Поллейн склонилась над ним, ее длинные кудри коснулись его вспотевшего лица, из-за чего ему стало трудно думать.
— Потому что это приятно, — произнесла она, а затем опустилась и впилась в его уста страстным поцелуем.
Он начал было извиваться, но наконец сдался и торопливо ответил ей взаимностью. Поллейн подняла голову, вновь став Дилом. Он сел и расхохотался. Достейн в отвращении вытер губы.
— О бедный мальчик, — сказал Дил, взъерошив ему волосы. — Отдаешь предпочтение реальному? Я могу дать ее тебе.

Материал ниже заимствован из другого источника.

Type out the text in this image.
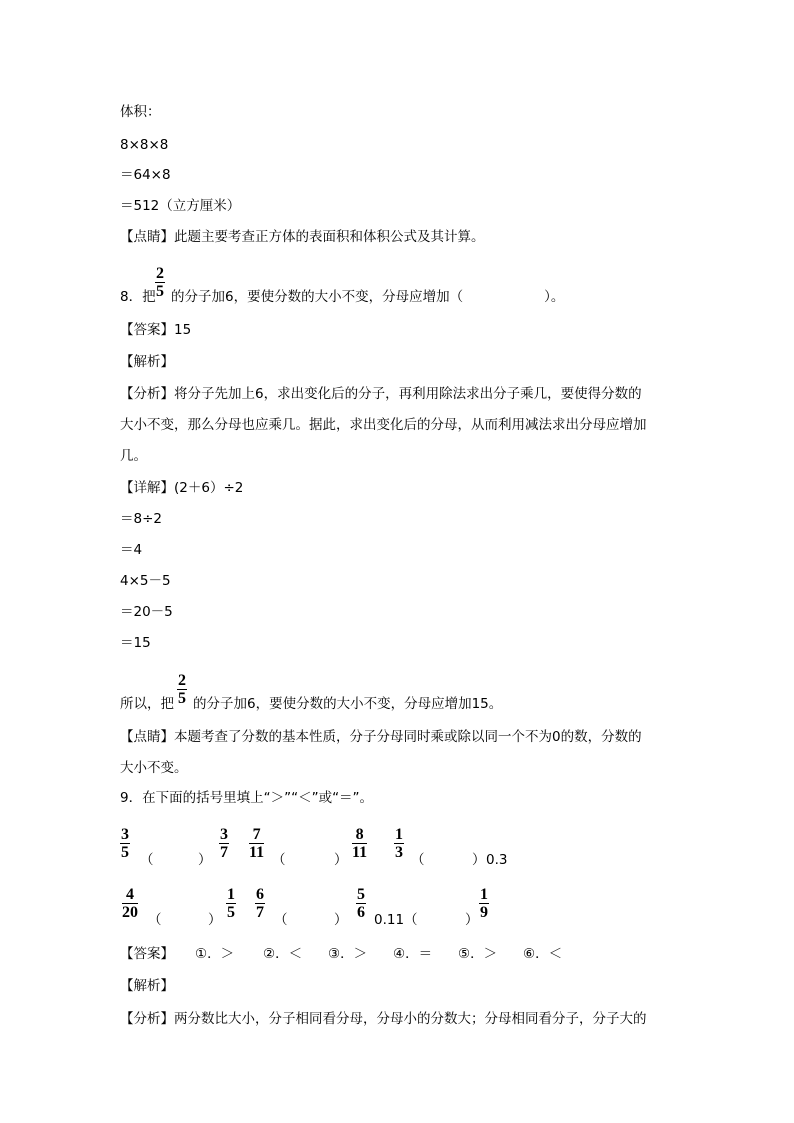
体积：
8×8×8
＝64×8
＝512（立方厘米）
【点睛】此题主要考查正方体的表面积和体积公式及其计算。
8．把
2
5 的分子加6，要使分数的大小不变，分母应增加（　　　　　　）。
【答案】15
【解析】
【分析】将分子先加上6，求出变化后的分子，再利用除法求出分子乘几，要使得分数的
大小不变，那么分母也应乘几。据此，求出变化后的分母，从而利用减法求出分母应增加
几。
【详解】(2＋6）÷2
＝8÷2
＝4
4×5－5
＝20－5
＝15
所以，把
2
5 的分子加6，要使分数的大小不变，分母应增加15。
【点睛】本题考查了分数的基本性质，分子分母同时乘或除以同一个不为0的数，分数的
大小不变。
9．在下面的括号里填上“＞”“＜”或“＝”。
3
5 （	）
3
7
7
11 （	）
8
11
1
3 （	） 0.3
4
20 （	）
1
5
6
7 （	）
5
6 0.11 （	）
1
9
【答案】 ①．＞ ②．＜ ③．＞ ④．＝ ⑤．＞ ⑥．＜
【解析】
【分析】两分数比大小，分子相同看分母，分母小的分数大；分母相同看分子，分子大的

— Ты заставишь ее хотеть меня?
— Этого я сделать не смогу. Кто обладает подобной силой? Только не я. Разве что мой повелитель, но таких, как он, очень мало.
— Каких «таких»?
— Богов, — весело ответил Дил и снова рассмеялся. — Я не могу заставить влюбиться в тебя, но я могу отдать ее тебе, чтобы ты делал с ней все, что тебе хочется. Она тебе и так на самом деле не нравится, поэтому какая разница, любит она тебя или нет?
— О чем ты? — затаив дыхание, спросил Достейн.
— Не будь наивным.
— Я не хочу брать ее силой.
— О, теперь в тебе проснулась мораль — мальчик, спровоцировавший мятеж.
— Все должно было…
— Значит, ты просто алчный. Слушай меня, глупый мальчик. — Дил склонился к нему. — Их армии все ближе, а ты до сих пор бездействуешь. Я решил подкупить тебя девушкой, хотя на самом деле не должен был. Если хочешь, называй меня щедрым. Тебе нужно сделать одну простую вещь. Уже и не знаю, как еще больше все упростить.
— Я не хочу знать! — крикнул Достейн.
— Слишком поздно! — пропел Дил.
Перед ним появился образ. Его чудовищная кузина в колыбели, сотканная из запретной науки и желания Хюраталь получить опосредствованное бессмертие. Он схватился за голову:
— Я не могу!
— Оно ведь неживое! Почему ты такой привередливый? Это даже не вполне личность. Убей ее и, как второй по старшинству наследник, ты станешь повелителем Гератомро.
— Повелителем пустоты!
— Тогда вас всех уничтожат. Война почти окончена. Имперская Гвардия в трех днях от окраин столицы. Сделай это, и я дам тебе союзников, которых пообещал в качестве дара при твоей коронации, и ты получишь свою прекрасную тетушку, — рассмеялся Дил, — в тот же день в качестве невесты.
— Я не стану!
— Тогда вы все сгорите.
Дил слез с кровати и направился к выходу. Он поднес два пальца к губам, поцеловал их и отправил Достейну воздушный поцелуй.
Достейн сел на кровати, от страха у него стучали зубы.
Сгорите.
Поллейн.
Сгорите.
— Стой! — крикнул он. — Стой! Что я должен сделать?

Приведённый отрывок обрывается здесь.